I have a data.table with a large number of missing values. I would like to fill these by adding or subtracting values from the available values in the data.table. In particular, consider this data:
我有一个data.table,有大量的缺失值。我想通过在data.table中的可用值中添加或减去值来填充这些值。特别要考虑这些数据:
> test = data.table(id=c("A","A","A","A","A","B","B","B","B","B"), x=c(NA,NA,0,NA,NA,NA,NA,0,NA,NA))
> test
id x
1: A NA
2: A NA
3: A 0
4: A NA
5: A NA
6: B NA
7: B NA
8: B 0
9: B NA
10: B NA
I need an operation which transforms this into that:
我需要一个将其转换为以下内容的操作:
id x
1: A -2
2: A -1
3: A 0
4: A 1
5: A 2
6: B -2
7: B -1
8: B 0
9: B 1
10: B 2
Basically a version of na.locf which increments the last value rather than repeating it.
基本上是na.locf的一个版本,它增加最后一个值而不是重复它。
1 个解决方案
#1
8
We can group by 'id', and take the difference of the row number (seq_len(.N)
) with the position (which
) in 'x' where it is 0 (!x
). I am wrapping with as.numeric
as the 'x' column is numeric
in the input dataset, but from the difference, it is converted to 'integer'. If there is a * in class
while assigning (:=
), the data.table will show error as it needs matching class
.
我们可以按'id'进行分组,并将行号(seq_len(.N))的差值与'x'中的位置(哪个)取为0(!x)。我用as.numeric包装,因为'x'列在输入数据集中是数字,但从差异来看,它被转换为'整数'。如果在分配(:=)时类中存在冲突,则data.table将显示错误,因为它需要匹配类。

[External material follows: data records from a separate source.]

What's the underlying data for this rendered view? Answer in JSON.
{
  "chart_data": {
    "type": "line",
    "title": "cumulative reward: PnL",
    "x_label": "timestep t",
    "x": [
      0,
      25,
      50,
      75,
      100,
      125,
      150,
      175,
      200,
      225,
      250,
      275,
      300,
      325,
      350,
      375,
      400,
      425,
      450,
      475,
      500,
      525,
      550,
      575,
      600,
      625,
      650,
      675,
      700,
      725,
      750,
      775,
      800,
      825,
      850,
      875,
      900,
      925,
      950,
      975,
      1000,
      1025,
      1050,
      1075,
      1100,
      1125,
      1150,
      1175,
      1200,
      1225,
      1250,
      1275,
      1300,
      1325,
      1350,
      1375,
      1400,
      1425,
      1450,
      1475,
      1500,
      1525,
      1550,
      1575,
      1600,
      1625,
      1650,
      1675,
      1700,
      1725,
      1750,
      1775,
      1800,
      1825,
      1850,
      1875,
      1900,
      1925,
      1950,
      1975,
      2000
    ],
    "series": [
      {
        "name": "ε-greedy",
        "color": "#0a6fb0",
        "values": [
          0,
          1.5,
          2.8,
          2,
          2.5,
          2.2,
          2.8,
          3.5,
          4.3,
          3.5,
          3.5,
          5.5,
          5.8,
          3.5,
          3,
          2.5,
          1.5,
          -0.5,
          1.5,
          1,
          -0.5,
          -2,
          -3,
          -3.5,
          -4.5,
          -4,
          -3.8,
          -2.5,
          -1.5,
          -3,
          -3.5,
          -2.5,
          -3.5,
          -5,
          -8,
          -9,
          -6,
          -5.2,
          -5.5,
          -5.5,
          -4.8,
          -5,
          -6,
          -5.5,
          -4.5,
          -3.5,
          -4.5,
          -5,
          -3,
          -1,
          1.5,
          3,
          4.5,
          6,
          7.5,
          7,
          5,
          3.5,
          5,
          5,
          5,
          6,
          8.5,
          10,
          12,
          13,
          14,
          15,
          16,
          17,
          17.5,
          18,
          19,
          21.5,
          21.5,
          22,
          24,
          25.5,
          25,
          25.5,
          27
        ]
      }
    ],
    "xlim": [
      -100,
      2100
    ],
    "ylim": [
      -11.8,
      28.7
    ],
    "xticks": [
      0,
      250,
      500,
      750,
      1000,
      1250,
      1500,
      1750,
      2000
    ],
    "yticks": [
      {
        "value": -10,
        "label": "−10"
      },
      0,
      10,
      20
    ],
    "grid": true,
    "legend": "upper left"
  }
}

test[, x:= as.numeric(seq_len(.N)-which(!x)), id]
test
# id x
# 1: A -2
# 2: A -1
# 3: A 0
# 4: A 1
# 5: A 2
# 6: B -2
# 7: B -1
# 8: B 0
# 9: B 1
#10: B 2
!x
is otherwise written more clearly as x==0
. It returns a logical vector of TRUE/FALSE
. If there are NA
values, it will remain as NA
. By wrapping with which
, we get the position of 0
value. In the example, it is 3
for each 'id'.
!x更清楚地写成x == 0。它返回逻辑向量TRUE / FALSE。如果有NA值,它将保持为NA。通过包装,我们得到0值的位置。在示例中,每个'id'为3。
#1
8
We can group by 'id', and take the difference of the row number (seq_len(.N)
) with the position (which
) in 'x' where it is 0 (!x
). I am wrapping with as.numeric
as the 'x' column is numeric
in the input dataset, but from the difference, it is converted to 'integer'. If there is a * in class
while assigning (:=
), the data.table will show error as it needs matching class
.
我们可以按'id'进行分组,并将行号(seq_len(.N))的差值与'x'中的位置(哪个)取为0(!x)。我用as.numeric包装,因为'x'列在输入数据集中是数字,但从差异来看,它被转换为'整数'。如果在分配(:=)时类中存在冲突,则data.table将显示错误,因为它需要匹配类。
test[, x:= as.numeric(seq_len(.N)-which(!x)), id]
test
# id x
# 1: A -2
# 2: A -1
# 3: A 0
# 4: A 1
# 5: A 2
# 6: B -2
# 7: B -1
# 8: B 0
# 9: B 1
#10: B 2
!x
is otherwise written more clearly as x==0
. It returns a logical vector of TRUE/FALSE
. If there are NA
values, it will remain as NA
. By wrapping with which
, we get the position of 0
value. In the example, it is 3
for each 'id'.
!x更清楚地写成x == 0。它返回逻辑向量TRUE / FALSE。如果有NA值,它将保持为NA。通过包装,我们得到0值的位置。在示例中,每个'id'为3。